China's cryptocurrency strategy is turning money into a national strategic weapon. A recent study published by Study Times, the official newspaper of China's Central Party School, argues that digital assets are now shaping war and finance.
The study describes cryptocurrencies and central bank digital currencies (CBDCs) as tools of “financial mobilization.” This would allow states to direct liquidity in the event a bank fails or sanctions are tightened. Blockchain networks have been called “digital logistics fronts,” merging economic survival and national security.
Digital money becomes an instrument of geopolitical power
According to the study, the battleground has now expanded to the financial sector as well. Cryptocurrencies form an infrastructure for “total war” that combines deterrence, capital mobilization, and social stability. Digitizing the flow of funds could help the Chinese government maintain liquidity, fund its defense industry, and support domestic demand in the event of a global financial collapse.
He also outlined three themes: “total war, hybrid war, and digital financial war,” and argued that digital ledgers support national resilience. Digital renminbi and blockchain payments serve as strategic assets within this framework. They are built to operate independently of US sanctions and the SWIFT network.
“Digital currencies have become strategic assets in hybrid warfare, reshaping cross-border capital flows during wartime.”
— study time (2025)
This change reflects a broader trend. Economist Barry Eichengreen points out that the dollar's share of global foreign exchange reserves has fallen from 71% in 2000 to 58% in 2024. He writes that governments are “moving away from the dollar…for geopolitical reasons, but businesses still prefer the liquidity of the dollar.”
Meanwhile, the Chinese government's mBridge project, which connects CBDCs in China, Saudi Arabia, Thailand, and the United Arab Emirates, seeks to bypass SWIFT and create a parallel network beyond the reach of the United States. For China, blockchain means more than speed. It represents autonomy under economic pressure.
TRM Labs’ 2025 Crypto Crime Report shows that digital assets are active on both sides of the geopolitical battlefield. Sanctioned exchanges such as Russia's Garantex and Iran's Nobitex handled more than 85% of illicit flows into restricted markets.

Distribution of 86 designated addresses | TRM
Terrorist groups, including Hamas, Hezbollah, and ISIS affiliates, have used stablecoins such as TRON’s USDT to raise funds. As a result, Israel froze millions of dollars in related accounts. Digital finance, once celebrated as a borderless innovation, is now a field of control and coercion.

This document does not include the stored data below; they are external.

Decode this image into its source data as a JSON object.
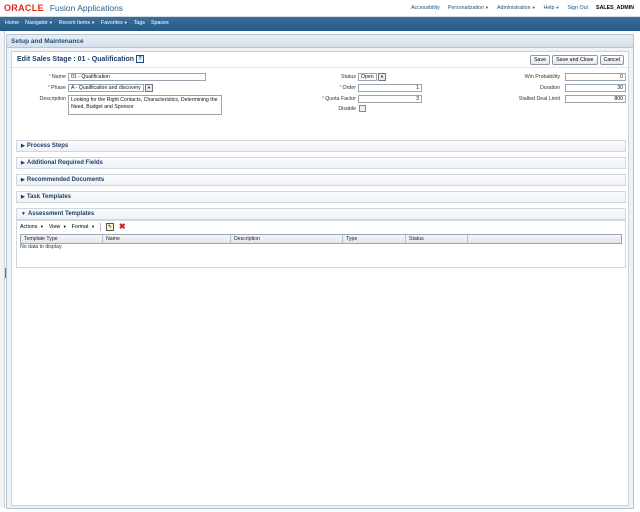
{
  "header": {
    "brand": "ORACLE",
    "app_name": "Fusion Applications",
    "links": [
      "Accessibility",
      "Personalization",
      "Administration",
      "Help",
      "Sign Out"
    ],
    "username": "SALES_ADMIN"
  },
  "nav": {
    "items": [
      "Home",
      "Navigator",
      "Recent Items",
      "Favorites",
      "Tags",
      "Spaces"
    ]
  },
  "region": {
    "title": "Setup and Maintenance"
  },
  "page": {
    "title": "Edit Sales Stage : 01 - Qualification",
    "help_glyph": "?",
    "buttons": [
      "Save",
      "Save and Close",
      "Cancel"
    ]
  },
  "form": {
    "name_label": "Name",
    "name_value": "01 - Qualification",
    "phase_label": "Phase",
    "phase_value": "A - Qualification and discovery",
    "description_label": "Description",
    "description_value": "Looking for the Right Contacts, Characteristics, Determining the Need, Budget and Sponsor",
    "status_label": "Status",
    "status_value": "Open",
    "order_label": "Order",
    "order_value": "1",
    "quota_label": "Quota Factor",
    "quota_value": "3",
    "disable_label": "Disable",
    "win_prob_label": "Win Probability",
    "win_prob_value": "0",
    "duration_label": "Duration",
    "duration_value": "30",
    "stalled_label": "Stalled Deal Limit",
    "stalled_value": "800"
  },
  "sections": [
    "Process Steps",
    "Additional Required Fields",
    "Recommended Documents",
    "Task Templates",
    "Assessment Templates"
  ],
  "assessment": {
    "toolbar": [
      "Actions",
      "View",
      "Format"
    ],
    "columns": [
      "Template Type",
      "Name",
      "Description",
      "Type",
      "Status"
    ],
    "empty_text": "No data to display."
  }
}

From cyber defense to projecting “soft power”
Military theorist Jason P. Lowery argues that: software Bitcoin is a “non-lethal form of power projection, a digital defense system protected by electricity rather than explosives,” he said. This idea is currently shaping the Chinese government's view of blockchain as a foundation for resilience and deterrence. Building currency controls into the code allows states to project power through networks rather than armies.

Visualization of blockchain applications in the military field | Applications of blockchain in the military field
A 2025 review published in the journal Technologies found that blockchain “enhances military operations through secure communications, immutable logistics, and quantum-secure authentication.” Researchers said distributed ledgers can strengthen command systems and supply chains against cyber and physical attacks. These findings demonstrate how crypto infrastructure is moving from finance to defense, marrying data integrity, funding agility, and operational reliability.
Geopolitical disparities are widening. While Western governments aim to limit the militarization of cryptocurrencies, China has incorporated cryptocurrencies into its national policy. As Eichengreen warned, “geopolitics goes both ways.” Depending on who builds the rails, cryptocurrencies can either weaken or strengthen the dollar’s dominance. Ultimately, Beijing's hybrid model (combining economic control and technological sovereignty) suggests that the next great power contest will play out across markets, cyberspace, and the distributed ledgers that connect them.